Antibodies in Therapy & Pathology (INSERM U.1222): from Allergy & Autoimmunity to Cancer Immunotherapy

                Antibodies are key effectors of the immune system. They are responsible for disease induction (autoimmunity, allergy) and can be protecting from or facilitating infections and tumors. Antibodies do not exert by themselves, however, biological functions: these are mainly mediated by antibody receptors (FcRs).

Aims:

• Decipher the role of human antibodies, human antibody receptors (FcRs) and the cells expressing them during therapy and in the induction of pathologies.
• Establish high-throughput plasma cell selection using droplet microfluidics to generate the “anatomical map” of antigen-specific plasma cells, and demonstrate the pathogenic nature of antibodies in specific diseases (collaboration with ESPCI-ParisTech and HiFiBio)
• How antibodies and their receptors induce/regulate autoimmune and allergic diseases is addressed using on one hand models of rheumatoid arthritis and anaphylaxis (allergic shock) in humanized mice and, on the other hand through clinical studies (NASA; PlanA).
• How antibodies and their receptors participate in passive antibody therapy is addressed using human tumor xenografts in immunodeficient mice bearing human FcRs.

In most projects, we aim at identifying the cell population(s) responsible for antibody-mediated effects, and decipher the mechanism behind their contribution to therapy or pathology. To enhance the clinical relevance of our studies in mice, we have generated “humanized” mouse models expressing human FcRs in the presence of human antibodies.
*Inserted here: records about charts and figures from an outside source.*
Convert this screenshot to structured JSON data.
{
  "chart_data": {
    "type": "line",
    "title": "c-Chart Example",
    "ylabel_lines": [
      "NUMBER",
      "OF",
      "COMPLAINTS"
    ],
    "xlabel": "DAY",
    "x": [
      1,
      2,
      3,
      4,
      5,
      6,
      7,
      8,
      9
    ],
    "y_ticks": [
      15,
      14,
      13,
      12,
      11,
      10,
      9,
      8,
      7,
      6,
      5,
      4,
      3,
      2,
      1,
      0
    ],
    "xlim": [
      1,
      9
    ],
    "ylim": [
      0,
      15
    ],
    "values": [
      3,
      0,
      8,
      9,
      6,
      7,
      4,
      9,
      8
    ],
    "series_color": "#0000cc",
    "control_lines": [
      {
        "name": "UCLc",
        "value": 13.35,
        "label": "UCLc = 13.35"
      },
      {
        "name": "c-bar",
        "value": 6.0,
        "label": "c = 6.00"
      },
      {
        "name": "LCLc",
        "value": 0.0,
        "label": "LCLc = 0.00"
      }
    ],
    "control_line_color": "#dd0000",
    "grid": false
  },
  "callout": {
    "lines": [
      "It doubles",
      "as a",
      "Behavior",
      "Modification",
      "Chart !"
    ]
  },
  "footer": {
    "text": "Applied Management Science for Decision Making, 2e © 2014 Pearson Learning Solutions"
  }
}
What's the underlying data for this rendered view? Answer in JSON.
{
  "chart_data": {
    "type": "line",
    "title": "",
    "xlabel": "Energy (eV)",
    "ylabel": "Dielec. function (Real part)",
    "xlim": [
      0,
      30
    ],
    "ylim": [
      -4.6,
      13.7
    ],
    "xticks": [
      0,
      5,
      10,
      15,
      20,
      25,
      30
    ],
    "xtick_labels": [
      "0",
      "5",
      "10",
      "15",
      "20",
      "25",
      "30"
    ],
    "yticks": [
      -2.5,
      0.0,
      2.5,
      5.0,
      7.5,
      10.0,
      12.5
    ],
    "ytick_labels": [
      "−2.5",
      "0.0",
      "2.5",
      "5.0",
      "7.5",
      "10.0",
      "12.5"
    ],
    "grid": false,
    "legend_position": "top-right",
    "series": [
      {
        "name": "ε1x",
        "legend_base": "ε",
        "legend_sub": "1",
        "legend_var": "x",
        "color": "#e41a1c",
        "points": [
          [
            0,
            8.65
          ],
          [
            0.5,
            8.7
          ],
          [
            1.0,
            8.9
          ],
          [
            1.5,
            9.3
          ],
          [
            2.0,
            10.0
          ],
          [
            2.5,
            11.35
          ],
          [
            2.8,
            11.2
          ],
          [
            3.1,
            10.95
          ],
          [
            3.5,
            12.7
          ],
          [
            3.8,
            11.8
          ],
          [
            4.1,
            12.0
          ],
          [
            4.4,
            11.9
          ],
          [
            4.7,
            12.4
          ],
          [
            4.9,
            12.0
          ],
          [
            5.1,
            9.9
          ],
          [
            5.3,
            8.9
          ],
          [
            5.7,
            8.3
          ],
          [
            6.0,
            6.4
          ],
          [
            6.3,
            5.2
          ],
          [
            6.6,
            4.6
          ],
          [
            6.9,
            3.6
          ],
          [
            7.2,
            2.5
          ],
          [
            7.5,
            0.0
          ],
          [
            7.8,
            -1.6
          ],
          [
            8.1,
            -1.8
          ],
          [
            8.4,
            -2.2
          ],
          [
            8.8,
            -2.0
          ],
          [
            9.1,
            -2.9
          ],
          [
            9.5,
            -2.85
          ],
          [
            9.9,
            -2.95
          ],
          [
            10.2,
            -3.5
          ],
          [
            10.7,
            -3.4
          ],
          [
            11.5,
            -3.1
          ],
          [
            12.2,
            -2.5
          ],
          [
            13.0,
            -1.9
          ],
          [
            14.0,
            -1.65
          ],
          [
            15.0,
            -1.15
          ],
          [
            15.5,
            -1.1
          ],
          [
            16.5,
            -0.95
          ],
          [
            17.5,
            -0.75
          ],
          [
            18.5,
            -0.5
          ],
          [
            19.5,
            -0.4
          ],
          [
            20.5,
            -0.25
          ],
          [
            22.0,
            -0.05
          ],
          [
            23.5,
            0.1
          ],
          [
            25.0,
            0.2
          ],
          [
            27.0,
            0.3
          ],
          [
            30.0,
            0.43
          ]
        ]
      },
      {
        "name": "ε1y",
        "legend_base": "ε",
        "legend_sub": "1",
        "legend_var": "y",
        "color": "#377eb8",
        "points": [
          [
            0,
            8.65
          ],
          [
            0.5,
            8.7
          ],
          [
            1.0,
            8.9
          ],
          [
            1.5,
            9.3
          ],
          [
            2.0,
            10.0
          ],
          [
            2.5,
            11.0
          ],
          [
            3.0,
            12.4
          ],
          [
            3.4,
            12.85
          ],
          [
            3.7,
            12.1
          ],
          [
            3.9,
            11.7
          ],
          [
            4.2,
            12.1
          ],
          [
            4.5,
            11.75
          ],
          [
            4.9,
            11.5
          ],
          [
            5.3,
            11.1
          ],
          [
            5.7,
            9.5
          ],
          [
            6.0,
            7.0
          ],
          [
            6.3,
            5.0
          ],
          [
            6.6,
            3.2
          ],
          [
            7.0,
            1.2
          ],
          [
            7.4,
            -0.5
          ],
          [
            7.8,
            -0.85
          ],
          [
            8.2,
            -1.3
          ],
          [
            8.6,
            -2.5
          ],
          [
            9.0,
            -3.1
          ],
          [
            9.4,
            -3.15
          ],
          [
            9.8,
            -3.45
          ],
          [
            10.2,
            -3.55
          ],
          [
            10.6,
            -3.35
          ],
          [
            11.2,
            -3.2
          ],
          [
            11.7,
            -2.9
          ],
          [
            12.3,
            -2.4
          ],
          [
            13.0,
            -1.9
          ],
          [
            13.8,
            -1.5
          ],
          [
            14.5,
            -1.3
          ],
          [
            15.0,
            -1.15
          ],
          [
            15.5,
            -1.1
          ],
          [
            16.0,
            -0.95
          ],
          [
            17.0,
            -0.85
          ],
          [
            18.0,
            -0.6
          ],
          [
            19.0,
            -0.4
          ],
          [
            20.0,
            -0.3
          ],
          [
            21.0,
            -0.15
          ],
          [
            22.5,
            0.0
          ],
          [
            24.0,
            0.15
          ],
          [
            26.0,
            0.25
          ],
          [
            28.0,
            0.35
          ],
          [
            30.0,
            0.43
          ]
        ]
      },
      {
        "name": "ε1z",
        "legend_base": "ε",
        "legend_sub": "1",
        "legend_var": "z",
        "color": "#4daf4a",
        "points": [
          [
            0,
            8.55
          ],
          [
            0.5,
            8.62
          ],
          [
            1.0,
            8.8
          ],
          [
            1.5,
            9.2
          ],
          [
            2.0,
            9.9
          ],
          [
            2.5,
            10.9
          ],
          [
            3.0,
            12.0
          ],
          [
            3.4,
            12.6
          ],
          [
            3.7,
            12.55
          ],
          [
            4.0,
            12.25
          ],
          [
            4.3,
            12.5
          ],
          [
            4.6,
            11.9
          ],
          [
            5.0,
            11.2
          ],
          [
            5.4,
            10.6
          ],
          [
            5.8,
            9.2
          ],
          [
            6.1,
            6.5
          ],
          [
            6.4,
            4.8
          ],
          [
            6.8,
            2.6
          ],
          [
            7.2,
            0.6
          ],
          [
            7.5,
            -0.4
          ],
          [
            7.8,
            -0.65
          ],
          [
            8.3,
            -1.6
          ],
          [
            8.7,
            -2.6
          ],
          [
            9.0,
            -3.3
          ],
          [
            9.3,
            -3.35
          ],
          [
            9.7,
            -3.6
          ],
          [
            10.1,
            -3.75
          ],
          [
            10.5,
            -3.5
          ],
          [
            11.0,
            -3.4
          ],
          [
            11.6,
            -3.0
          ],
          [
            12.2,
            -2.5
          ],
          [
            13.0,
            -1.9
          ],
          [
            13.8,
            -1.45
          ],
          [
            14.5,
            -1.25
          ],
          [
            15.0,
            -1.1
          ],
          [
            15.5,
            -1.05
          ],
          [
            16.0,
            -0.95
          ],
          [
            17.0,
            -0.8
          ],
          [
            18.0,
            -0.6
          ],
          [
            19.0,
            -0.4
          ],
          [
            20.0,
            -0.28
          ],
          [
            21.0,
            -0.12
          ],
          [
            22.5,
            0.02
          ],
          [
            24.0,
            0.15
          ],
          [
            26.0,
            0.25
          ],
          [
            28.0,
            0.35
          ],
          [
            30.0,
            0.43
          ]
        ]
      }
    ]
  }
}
Our recent focus has been on FcR-expressing myeloid cells, in particular neutrophils and monocytes/macrophages, that we extend now to platelets and their interaction with neutrophils, and to mast cells.

 Altogether, our research, integrating fundamental, clinical and industry-driven approaches, aims at elucidating the role of antibodies, their receptors and the cells expressing them in major disease and therapy models and, hopefully, propose novel therapeutic solutions in antibody-based therapies.

RECENT HIGHLIGHTS

• Identification of the differential pathways of anaphylaxis induced by the three main IgG subclasses in mice -IgG1, IgG2a and IgG2b – (Beutier H, et al; J Aller Clin Imm 2017)
• Description of the mechanisms of anaphylaxis induction in human low-affinity IgG receptor locus knock-in mice & first description of hFcgRI-hFcgRIIA(H131)-hFcgRIIB-hFcgRIIIA(V158)-hFcgRIIIB(NA2) knock-in mice (Gillis CM, et al; J Aller Clin Imm 2017)
• A novel adjuvant-free model of anaphylaxis identifying Mast Cell- and Monocyte/Macrophage-contributions (Balbino B, et al; J Aller Clin Imm 2017)
• A unique mouse model that demonstrates the particularly restricted in vivo effector functions of the high-affinity mouse IgG receptor FcγRI in disease and therapy models (Gillis CM, et al; J Autoimmun 2016).
• Comprehensive review on human and mouse IgG receptor function (Jönsson J, et al; Imm Rev 2015)

• Identification of neutrophils as the cell population responsible for anti-tumor immunotherapy of solid tumors (Albanesi et al, Blood 2013).